Sequence database setup: UniProt proteomes

Overview

A UniProt complete proteome consists of the set of proteins thought to be expressed by an organism whose genome has been completely sequenced. A reference proteome is the complete proteome of a representative, well-studied model organism or an organism of interest for biomedical research.

UniProtKB is a collaboration between the European Bioinformatics Institute, the Swiss Institute of Bioinformatics and the Protein Information Resource.

Download

Database Manager fails to download Fasta from UniProt query

Changes to the way uniprot.org handles requests causes downloads of UniProt proteome Fasta files to fail, (full Swiss-Prot Fasta is not affected).

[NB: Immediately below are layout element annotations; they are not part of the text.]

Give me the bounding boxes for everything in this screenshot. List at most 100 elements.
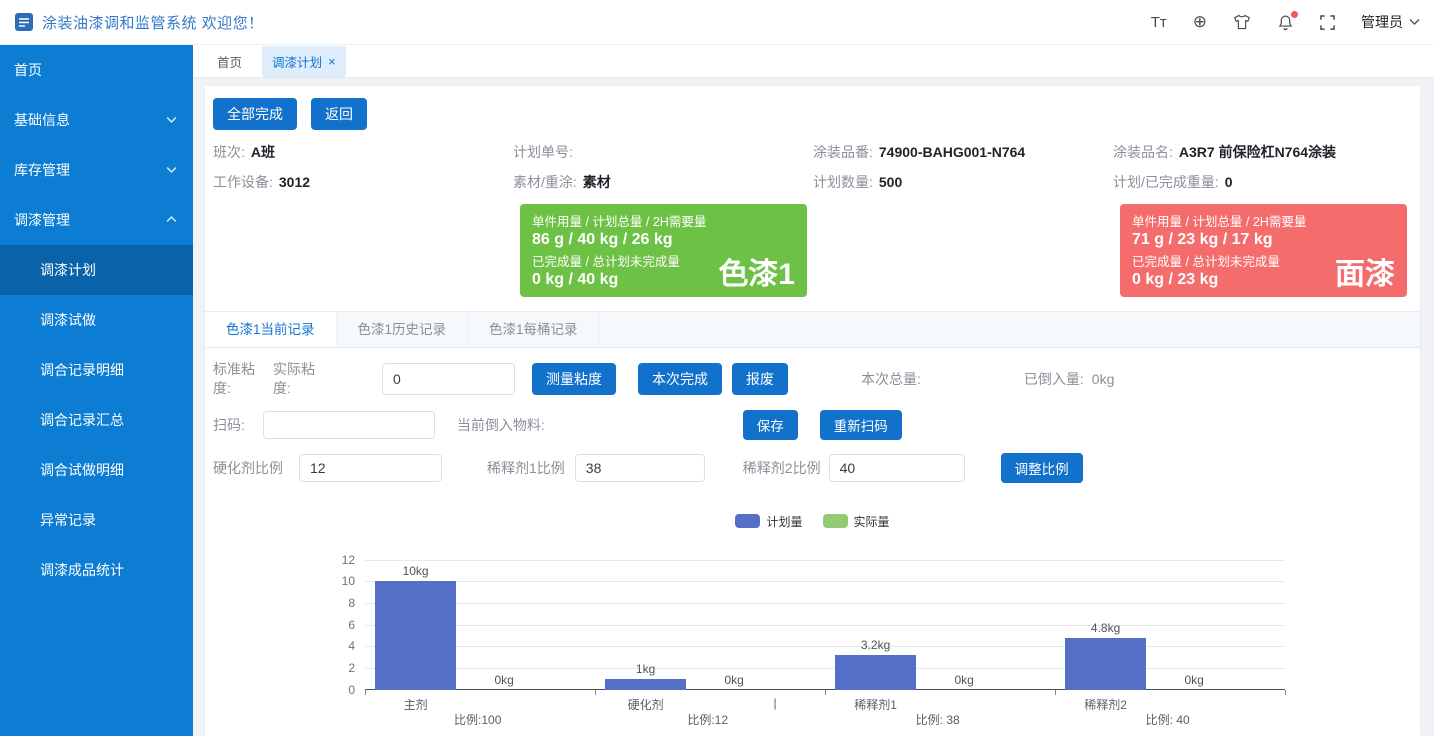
tags-view-bar: 首页 调漆计划 × (193, 45, 1434, 78)
usage-label: 单件用量 / 计划总量 / 2H需要量 (1132, 215, 1307, 229)
user-menu[interactable]: 管理员 (1361, 12, 1420, 32)
thinner2-ratio-input[interactable] (828, 453, 965, 482)
x-axis-tick (825, 689, 826, 695)
legend-item[interactable]: 计划量 (735, 513, 803, 530)
bar-value-label: 10kg (402, 564, 429, 579)
x-axis-ratio-sublabel: 比例: 40 (1145, 712, 1190, 727)
sidebar-item-label: 异常记录 (40, 512, 96, 528)
info-done-weight: 计划/已完成重量: 0 (1113, 174, 1233, 190)
done-label: 已完成量 / 总计划未完成量 (532, 254, 680, 269)
sidebar-item-paint-plan[interactable]: 调漆计划 (0, 245, 193, 295)
info-shift: 班次: A班 (213, 144, 276, 160)
usage-label: 单件用量 / 计划总量 / 2H需要量 (532, 215, 707, 229)
fullscreen-icon[interactable] (1320, 14, 1335, 30)
tab-label: 首页 (217, 55, 243, 70)
usage-value: 86 g / 40 kg / 26 kg (532, 231, 673, 248)
done-label: 已完成量 / 总计划未完成量 (1132, 254, 1280, 269)
tab-current-record[interactable]: 色漆1当前记录 (205, 312, 337, 347)
y-axis-tick-label: 6 (348, 617, 355, 632)
scan-input[interactable] (262, 410, 435, 439)
y-axis-tick-label: 2 (348, 661, 355, 676)
record-tabs: 色漆1当前记录 色漆1历史记录 色漆1每桶记录 (205, 311, 1420, 348)
sidebar-item-abnormal-record[interactable]: 异常记录 (0, 495, 193, 545)
chevron-down-icon (166, 112, 177, 128)
sidebar-item-inventory[interactable]: 库存管理 (0, 145, 193, 195)
bar-value-label: 0kg (494, 672, 514, 687)
legend-label: 计划量 (766, 514, 803, 529)
sidebar-item-label: 调漆成品统计 (40, 562, 124, 578)
bar-计划量-稀释剂1 (835, 655, 916, 690)
sidebar-item-paint-mgmt[interactable]: 调漆管理 (0, 195, 193, 245)
scrap-button[interactable]: 报废 (732, 362, 788, 395)
ratio-row: 硬化剂比例 稀释剂1比例 稀释剂2比例 调整比例 (213, 452, 1412, 483)
sidebar-item-label: 调合试做明细 (40, 462, 124, 478)
save-button[interactable]: 保存 (742, 409, 798, 440)
tab-home[interactable]: 首页 (207, 46, 252, 77)
notification-bell-icon[interactable] (1277, 10, 1298, 31)
poured-value: 0kg (1091, 370, 1115, 387)
font-size-icon[interactable]: Tт (1150, 13, 1167, 31)
hardener-ratio-label: 硬化剂比例 (213, 459, 283, 476)
y-axis-tick-label: 12 (341, 552, 355, 567)
sidebar-item-paint-trial[interactable]: 调漆试做 (0, 295, 193, 345)
std-viscosity-label: 标准粘度: (213, 361, 255, 396)
app-header: 涂装油漆调和监管系统 欢迎您！ Tт ⊕ 管理员 (0, 0, 1434, 45)
sidebar-item-mix-record-summary[interactable]: 调合记录汇总 (0, 395, 193, 445)
legend-swatch (735, 514, 761, 529)
bar-计划量-稀释剂2 (1065, 637, 1146, 690)
sidebar-item-label: 调漆计划 (40, 262, 96, 278)
rescan-button[interactable]: 重新扫码 (819, 409, 902, 440)
paint-card-name: 面漆 (1335, 258, 1395, 291)
user-name: 管理员 (1361, 14, 1403, 30)
hardener-ratio-input[interactable] (299, 453, 442, 482)
tab-paint-plan[interactable]: 调漆计划 × (262, 45, 346, 77)
sidebar-item-mix-trial-detail[interactable]: 调合试做明细 (0, 445, 193, 495)
content-area: 全部完成 返回 班次: A班 计划单号: 涂装品番: 74900-BAHG001-N… (193, 78, 1434, 736)
theme-shirt-icon[interactable] (1233, 14, 1251, 30)
info-material-type: 素材/重涂: 素材 (513, 174, 611, 190)
legend-item[interactable]: 实际量 (822, 513, 890, 530)
adjust-ratio-button[interactable]: 调整比例 (1000, 452, 1083, 483)
x-axis-ratio-sublabel: 比例:12 (687, 712, 729, 727)
target-icon[interactable]: ⊕ (1192, 12, 1207, 31)
tab-history-record[interactable]: 色漆1历史记录 (337, 312, 469, 347)
sidebar-item-label: 调漆试做 (40, 312, 96, 328)
complete-this-button[interactable]: 本次完成 (638, 362, 722, 395)
x-axis-ratio-sublabel: 比例: 38 (915, 712, 960, 727)
sidebar-item-label: 首页 (14, 62, 42, 78)
legend-label: 实际量 (853, 514, 890, 529)
actual-viscosity-input[interactable] (382, 362, 515, 395)
tab-barrel-record[interactable]: 色漆1每桶记录 (468, 312, 600, 347)
x-axis-category-label: 稀释剂2 (1084, 697, 1127, 712)
bar-计划量-硬化剂 (605, 678, 686, 690)
info-plan-qty: 计划数量: 500 (813, 174, 903, 190)
measure-viscosity-button[interactable]: 测量粘度 (532, 362, 616, 395)
chevron-up-icon (166, 212, 177, 228)
x-axis-tick (1285, 689, 1286, 695)
close-icon[interactable]: × (328, 53, 336, 69)
y-axis-tick-label: 10 (341, 574, 355, 589)
y-axis-tick-label: 0 (348, 682, 355, 697)
x-axis-ratio-sublabel: 比例:100 (454, 712, 502, 727)
sidebar-item-mix-record-detail[interactable]: 调合记录明细 (0, 345, 193, 395)
info-plan-no: 计划单号: (513, 144, 573, 160)
sidebar-item-basic-info[interactable]: 基础信息 (0, 95, 193, 145)
x-axis-line (365, 688, 1285, 690)
sidebar-item-home[interactable]: 首页 (0, 45, 193, 95)
sidebar-item-finished-stats[interactable]: 调漆成品统计 (0, 545, 193, 595)
toolbar: 全部完成 返回 (213, 98, 1412, 130)
bar-value-label: 4.8kg (1090, 620, 1121, 635)
sidebar-item-label: 调合记录汇总 (40, 412, 124, 428)
gridline (365, 624, 1285, 626)
gridline (365, 559, 1285, 561)
chevron-down-icon (166, 162, 177, 178)
complete-all-button[interactable]: 全部完成 (213, 98, 297, 130)
mix-bar-chart: 计划量 实际量 0 2 4 6 8 10 12 10kg 0kg 主剂 比例:100 1kg 0kg 硬化剂… (213, 513, 1412, 727)
info-part-name: 涂装品名: A3R7 前保险杠N764涂装 (1113, 144, 1337, 160)
thinner1-ratio-input[interactable] (574, 453, 705, 482)
scan-label: 扫码: (213, 416, 245, 433)
bar-value-label: 1kg (635, 661, 656, 676)
back-button[interactable]: 返回 (311, 98, 367, 130)
done-value: 0 kg / 23 kg (1132, 270, 1219, 288)
info-part-no: 涂装品番: 74900-BAHG001-N764 (813, 144, 1026, 160)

The fix is as follows:

  1. Ensure you are updated to 2.4.1. Your version number is displayed towards the top left of the database status page. For Windows, a service pack can be downloaded from the support page. For Linux, registered contacts were sent an email with download information in October 2012. If you cannot locate this message, email support@matrixscience.com
  2. Download an updated CLI.pm (right click on the link and choose Save link as or similar) and save it to mascot/bin/modules/DBManager/Workhorse, replacing the file of the same name. There is no need to stop or re-start the Mascot Monitor service.

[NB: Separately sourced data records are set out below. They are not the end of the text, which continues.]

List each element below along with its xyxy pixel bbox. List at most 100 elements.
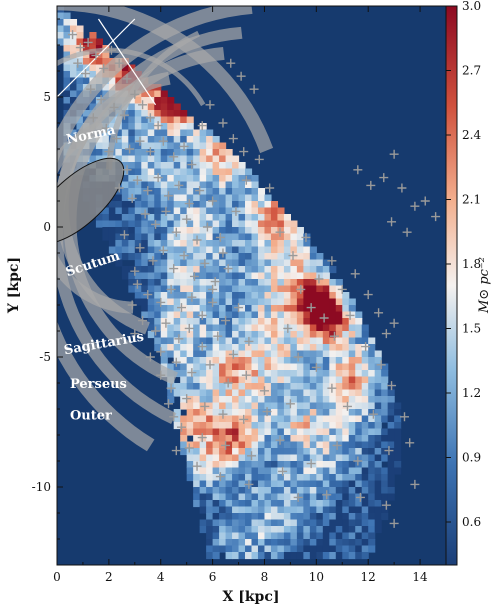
heat-cell — [322, 409, 330, 417]
heat-cell — [290, 292, 298, 300]
heat-cell — [290, 402, 298, 410]
heat-cell — [186, 116, 194, 124]
star-marker — [106, 45, 116, 55]
heat-cell — [154, 142, 162, 150]
heat-cell — [147, 318, 155, 326]
heat-cell — [270, 279, 279, 287]
heat-cell — [134, 103, 142, 111]
heat-cell — [290, 376, 298, 384]
heat-cell — [245, 422, 253, 430]
heat-cell — [115, 142, 123, 150]
heat-cell — [290, 526, 298, 534]
heat-cell — [296, 461, 304, 469]
heat-cell — [212, 500, 220, 508]
heat-cell — [277, 487, 285, 495]
heat-cell — [69, 45, 78, 53]
colorbar-label: M⊙ pc⁻² — [477, 257, 492, 314]
heat-cell — [128, 279, 136, 287]
heat-cell — [322, 357, 330, 365]
heat-cell — [245, 506, 253, 514]
heat-cell — [206, 448, 214, 456]
heat-cell — [115, 259, 123, 267]
heat-cell — [290, 422, 298, 430]
heat-cell — [232, 396, 240, 404]
heat-cell — [309, 292, 317, 300]
star-marker — [182, 394, 192, 404]
heat-cell — [290, 298, 298, 306]
heat-cell — [277, 246, 285, 254]
heat-cell — [167, 194, 175, 202]
heat-cell — [309, 474, 317, 482]
heat-cell — [238, 259, 246, 267]
heat-cell — [219, 207, 227, 215]
heat-cell — [186, 402, 194, 410]
heat-cell — [154, 266, 162, 274]
heat-cell — [309, 428, 317, 436]
heat-cell — [309, 318, 317, 326]
heat-cell — [219, 526, 227, 534]
heat-cell — [232, 337, 240, 345]
star-marker — [387, 381, 397, 391]
heat-cell — [329, 318, 337, 326]
heat-cell — [335, 298, 343, 306]
star-marker — [389, 518, 399, 528]
heat-cell — [303, 539, 311, 547]
heat-cell — [394, 448, 402, 456]
heat-cell — [283, 435, 291, 443]
heat-cell — [212, 552, 220, 560]
heat-cell — [206, 331, 214, 339]
heat-cell — [167, 233, 175, 241]
heat-cell — [251, 461, 259, 469]
heat-cell — [225, 194, 233, 202]
heat-cell — [290, 461, 298, 469]
heat-cell — [283, 474, 291, 482]
star-marker — [164, 191, 174, 201]
heat-cell — [342, 292, 350, 300]
heat-cell — [173, 168, 181, 176]
heat-cell — [160, 292, 168, 300]
heat-cell — [251, 285, 259, 293]
heat-cell — [270, 220, 279, 228]
heat-cell — [180, 220, 188, 228]
heat-cell — [141, 305, 149, 313]
heat-cell — [277, 233, 285, 241]
heat-cell — [154, 188, 162, 196]
heat-cell — [316, 467, 324, 475]
heat-cell — [245, 402, 253, 410]
heat-cell — [219, 422, 227, 430]
heat-cell — [264, 253, 272, 261]
heat-cell — [316, 480, 324, 488]
heat-cell — [381, 370, 389, 378]
heat-cell — [160, 318, 168, 326]
heat-cell — [251, 337, 259, 345]
heat-cell — [225, 240, 233, 248]
heat-cell — [309, 383, 317, 391]
heat-cell — [206, 311, 214, 319]
heat-cell — [154, 292, 162, 300]
heat-cell — [251, 539, 259, 547]
heat-cell — [374, 415, 382, 423]
star-marker — [166, 284, 176, 294]
heat-cell — [212, 396, 220, 404]
heat-cell — [394, 454, 402, 462]
heat-cell — [193, 129, 201, 137]
star-marker — [210, 277, 220, 287]
heat-cell — [186, 448, 194, 456]
heat-cell — [290, 487, 298, 495]
heat-cell — [368, 350, 376, 358]
heat-cell — [277, 409, 285, 417]
star-marker — [223, 378, 233, 388]
heat-cell — [134, 123, 142, 131]
heat-cell — [219, 266, 227, 274]
heat-cell — [329, 311, 337, 319]
heat-cell — [374, 519, 382, 527]
heat-cell — [361, 415, 369, 423]
heat-cell — [322, 428, 330, 436]
heat-cell — [69, 25, 78, 33]
heat-cell — [368, 409, 376, 417]
heat-cell — [238, 233, 246, 241]
heat-cell — [199, 181, 207, 189]
heat-cell — [303, 259, 311, 267]
heat-cell — [283, 409, 291, 417]
heat-cell — [154, 259, 162, 267]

Fasta files representing the proteome for an organism can be downloaded by searching for a specific taxonomy accompanied by the keyword "Complete proteome":

  • Perform the query and view the resulting list of entries (e.g. organism:9606 AND keyword:”Complete proteome” for the human proteome
  • Click the orange Download button in the query result page
  • Choose Fasta, Canonical and isoform sequence data in FASTA format

For example, to get the complete proteome for rice, search for taxonomy:4530 AND keyword:"Complete proteome".

In Database Manager, create a new custom definition using UniProt_proteome_template as the template. You can enable automatic updating of a UniProt Proteome by setting the Fasta file URL. Just change the taxonomy ID in this sample URL to the one for your proteome of interest:
http://www.uniprot.org/uniprot/?query=taxonomy:4530+AND+keyword:"Complete+proteome"&force=yes&format=fasta&include=yes

The complete configuration for the rice proteome in Database Manager will look similar to this

Mascot database manager

Taxonomy

Taxonomy is not required for a single organism database

Parse Rules

When a single entry is expanded into entries for multiple isoforms, they share the same ID, so AC must be used as the unique identifier

>sp|Q67W82-2|4CL4_ORYSJ Isoform 2 of Probable 4-coumarate--CoA ligase 4 OS=Oryza sativa subsp. japonica GN=4CL4

AC from Fasta title: ">..|\([^|]*\)"
Description from Fasta title: ">[^ ]* \(.*\)"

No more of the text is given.